Fresco Opera Theatre riddles the Overture Center with arias during its latest original production, The Good, the Bad and the Divas, playing now through Sunday, Sept. 9. Shootouts are part of this Western tale, but the bullets that reach your heart aren't discharged from a gun. They come from Mozart, Donizetti and other composers from the opera canon.
The show opens with Kid Clementine (Rachel Holmes) landing in jail after winning a duel against her soon-to-be ex. This may sound like bleak scene, but it's more of a Looney Tunes-style comedy than a gritty drama a la Sergio Leone. Holmes dabs crocodile tears with her fallen man's kerchief, drawing laughs from the crowd, then briefly escapes her new confines. Strangely enough, her performance of "Barbaro, oh Dio!" -- a selection from Mozart's Il Rè Pastore -- doesn't wake the sleeping sheriff. I was impressed that the cast could belt out their notes while struggling through rubber jail bars and interacting with the audience.
Clementine's girl gang then tries to free her. Though Cactus Cate (the excellent Kassy Coleman) leads the gang, Caitlin Cisler steals much of the show as wildcard Bonny Jo Loco. Clad in purple chaps, she apes Michael Jackson during some group choreography and acts out 'Tornami a vagheggiar" from Handel's Alcina using gold bars as dolls. Cisler's antics feel like a fresh take on the Puck-pixie archetype rather than the general 'prickly woman scorned' role the other members of the gang assume. The identity of German-born gangster Hilda Brune (Allison Hull) owes more to the production's use of "Jägerin, schlau im Sinn" -- a number from Flowtow's Martha -- than a unique personality.
If you've only heard these songs in movies, commercials and TV shows, you may be surprised how many of them lament men's stupidity. An angry line from Mozart's Don Giovanni -- "I will destroy him; I will rip his heart out!" establishes this theme early on. The gang, our narrator claims, is bent on "getting revenge on men, and they will stop at nothing to destroy them." Perhaps this sentiment is warranted: The strength of the ladies' voices upstages much of the men's singing. Even the chorus girls out-diva the male leads. Looming bounty hunter Jonathan Ten Brink sports a powerful voice, but he doesn't quite mesh with Holmes and Brianne Sura during 'In uomini, in soldai" from Mozart's Cosi fan tutte.

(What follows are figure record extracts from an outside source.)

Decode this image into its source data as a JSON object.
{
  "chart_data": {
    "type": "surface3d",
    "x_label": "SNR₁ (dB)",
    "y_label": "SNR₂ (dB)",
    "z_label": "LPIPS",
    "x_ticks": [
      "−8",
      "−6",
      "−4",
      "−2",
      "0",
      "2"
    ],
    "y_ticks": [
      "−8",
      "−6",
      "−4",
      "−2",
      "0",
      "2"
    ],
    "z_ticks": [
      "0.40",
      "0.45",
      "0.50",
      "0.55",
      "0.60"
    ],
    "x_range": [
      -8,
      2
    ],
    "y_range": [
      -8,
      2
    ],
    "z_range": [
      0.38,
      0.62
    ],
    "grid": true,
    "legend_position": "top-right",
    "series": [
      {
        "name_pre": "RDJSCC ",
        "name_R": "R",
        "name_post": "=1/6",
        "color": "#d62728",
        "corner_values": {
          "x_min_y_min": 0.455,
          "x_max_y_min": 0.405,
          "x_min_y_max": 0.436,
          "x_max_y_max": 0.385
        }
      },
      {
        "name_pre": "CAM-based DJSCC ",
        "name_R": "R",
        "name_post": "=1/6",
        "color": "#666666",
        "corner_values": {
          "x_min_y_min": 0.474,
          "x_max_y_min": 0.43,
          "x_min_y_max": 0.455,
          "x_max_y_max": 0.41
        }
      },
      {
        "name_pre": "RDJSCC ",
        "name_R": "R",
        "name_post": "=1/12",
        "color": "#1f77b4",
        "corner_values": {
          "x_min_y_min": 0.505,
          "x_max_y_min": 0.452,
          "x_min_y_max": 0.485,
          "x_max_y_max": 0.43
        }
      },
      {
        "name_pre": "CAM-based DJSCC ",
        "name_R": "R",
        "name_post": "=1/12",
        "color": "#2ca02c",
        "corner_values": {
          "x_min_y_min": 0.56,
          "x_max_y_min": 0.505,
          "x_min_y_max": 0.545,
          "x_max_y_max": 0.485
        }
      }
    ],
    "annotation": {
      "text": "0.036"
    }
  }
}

Fresco aims to make opera accessible and fun, and the audience Friday night certainly seemed entertained. An unexpected line-dancing sequence, complete with a caller, was a big hit at the end of the night. The production's broad comic tone resonated more than a Spaghetti Western's pulpy noir vibe might in this setting. The big showdown is played for laughs as well, even though many characters die in a slo-mo shootout. The arias stay serious, though, with the sheriff and Bella Rose expressing the pain of love through La Boheme as they mosey toward the sunset. The only thing missing was sarsaparilla, which I hoped to find at the concession stand.